Ep. 155- Papale papale -"Apocalisse"
Benedetto XVI, udienza generale 5 settembre 2012
Oggi vorrei parlare della preghiera nel Libro dell’Apocalisse, che, come sapete, è l’ultimo del Nuovo Testamento. E’ un libro difficile, ma che contiene una grande ricchezza. Esso ci mette in contatto con la preghiera viva e palpitante dell’assemblea cristiana, radunata «nel giorno del Signore» (Ap 1,10): è questa infatti la traccia di fondo in cui si muove il testo.
(...) Cari amici, l’Apocalisse ci presenta una comunità riunita in preghiera, perché è proprio nella preghiera che avvertiamo in modo sempre crescente la presenza di Gesù con noi e in noi. Quanto più e meglio preghiamo con costanza, con intensità, tanto più ci assimiliamo a Lui, ed Egli entra veramente nella nostra vita e la guida, donandole gioia e pace.

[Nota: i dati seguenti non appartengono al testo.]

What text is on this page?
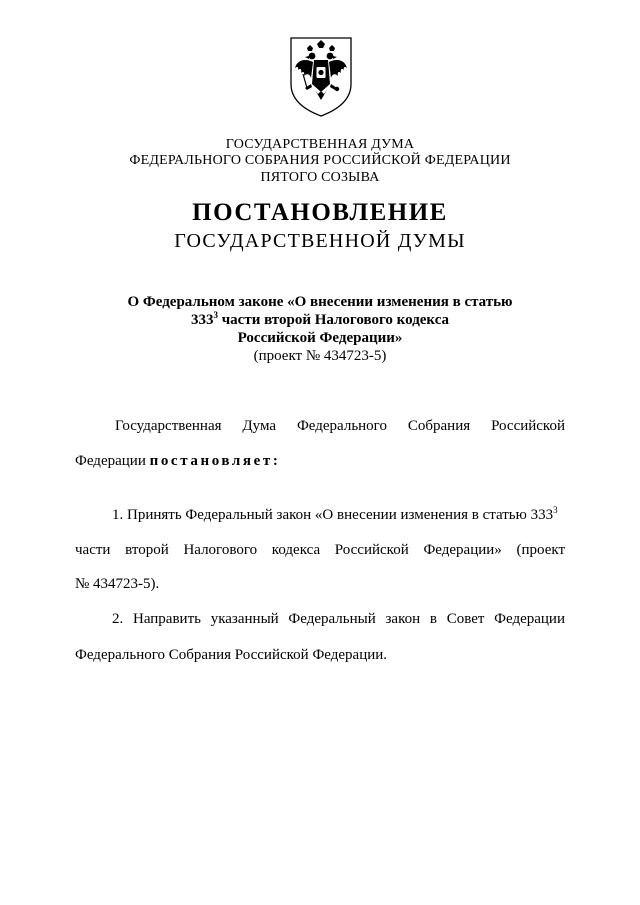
ГОСУДАРСТВЕННАЯ ДУМА
ФЕДЕРАЛЬНОГО СОБРАНИЯ РОССИЙСКОЙ ФЕДЕРАЦИИ
ПЯТОГО СОЗЫВА
ПОСТАНОВЛЕНИЕ
ГОСУДАРСТВЕННОЙ ДУМЫ
О Федеральном законе «О внесении изменения в статью
$333^3$ части второй Налогового кодекса
Российской Федерации»
(проект № 434723-5)
Государственная Дума Федерального Собрания Российской
Федерации постановляет:
1. Принять Федеральный закон «О внесении изменения в статью $333^3$
части второй Налогового кодекса Российской Федерации» (проект
№ 434723-5).
2. Направить указанный Федеральный закон в Совет Федерации
Федерального Собрания Российской Федерации.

E quanto più noi conosciamo, amiamo e seguiamo Gesù, tanto più sentiamo il bisogno di fermarci in preghiera con Lui, ricevendo serenità, speranza e forza nella nostra vita. Grazie per l’attenzione.
Giovanni XXIII, allocuzione agli alunni dei Seminari e collegi ecclesiastici di Roma 28 gennaio 1960
Il secondo pensiero vi invita alle solide delizie della Sacra Scrittura: Accipite librum, et devorate illum.
La figura profetica dell'Apocalisse vi sia sempre davanti agli occhi: è l'Angelo del mare e della terra che, su invito della voce dal cielo, porge a voi, come a Giovanni Apostolo, il Libro sacro. Quale efficace simbolo della Chiesa, che si estende su tutti i continenti, e che vi porge il suo tesoro prezioso!
Nel Libro è segnata per ciascuno la voluntas Dei: vi è indicata la direzione della vita, e il segreto del successo di ogni buon apostolato, che non è mai frenetico di risultati umani, i quali possono anche mancare. Vedete infatti come agisce la Chiesa: coi suoi Concili, coi Sinodi, con le prescrizioni canoniche essa semina in un secolo, e raccoglie nei secoli successivi.
Francesco, Angelus 1 novembre 2015
Nella liturgia, il Libro dell’Apocalisse richiama una caratteristica essenziale dei santi e dice così: essi sono persone che appartengono totalmente a Dio. Li presenta come una moltitudine immensa di “eletti”, vestiti di bianco e segnati dal “sigillo di Dio” (cfr 7,2-4.9-14). Mediante quest’ultimo particolare, con linguaggio allegorico viene sottolineato che i santi appartengono a Dio in modo pieno ed esclusivo, sono sua proprietà. E che cosa significa portare il sigillo di Dio nella propria vita e nella propria persona? Ce lo dice ancora l’apostolo Giovanni: significa che in Gesù Cristo siamo diventati veramente figli di Dio (cfr 1 Gv 3,1-3).
Siamo consapevoli di questo grande dono? Tutti siamo figli di Dio!
Giovanni Paolo II, udienza generale 3 luglio 1991
“Chi ci separerà dall’amore di Cristo?”. La risposta è decisa: nulla “potrà mai separarci dall’amore di Dio, in Cristo Gesù, nostro Signore” (Rm 8, 35.39). Pertanto l’auspicio di Paolo è che abbondiamo “nella speranza per virtù dello Spirito Santo” (Rm 15, 13). Radica qui l’ottimismo cristiano: ottimismo sul destino del mondo, sulla possibilità di salvezza dell’uomo in tutti i tempi, anche nei più difficili e duri, sullo sviluppo della storia verso la glorificazione perfetta di Cristo (“Egli mi glorificherà”: Gv 16, 14), e la partecipazione piena dei credenti alla gloria dei figli di Dio.
Con questa prospettiva il cristiano può tener levato il capo e associarsi all’invocazione che secondo l’Apocalisse è il sospiro più profondo, suscitato nella storia dallo Spirito Santo: “Lo Spirito e la Sposa dicono: Vieni!” (Ap 22, 17). Ed ecco l’invito finale dell’Apocalisse e del Nuovo Testamento: “Chi ascolta, ripeta: Vieni! Chi ha sete, venga, chi vuole, attinga gratuitamente l’acqua della vita . . . Vieni, Signore Gesù!”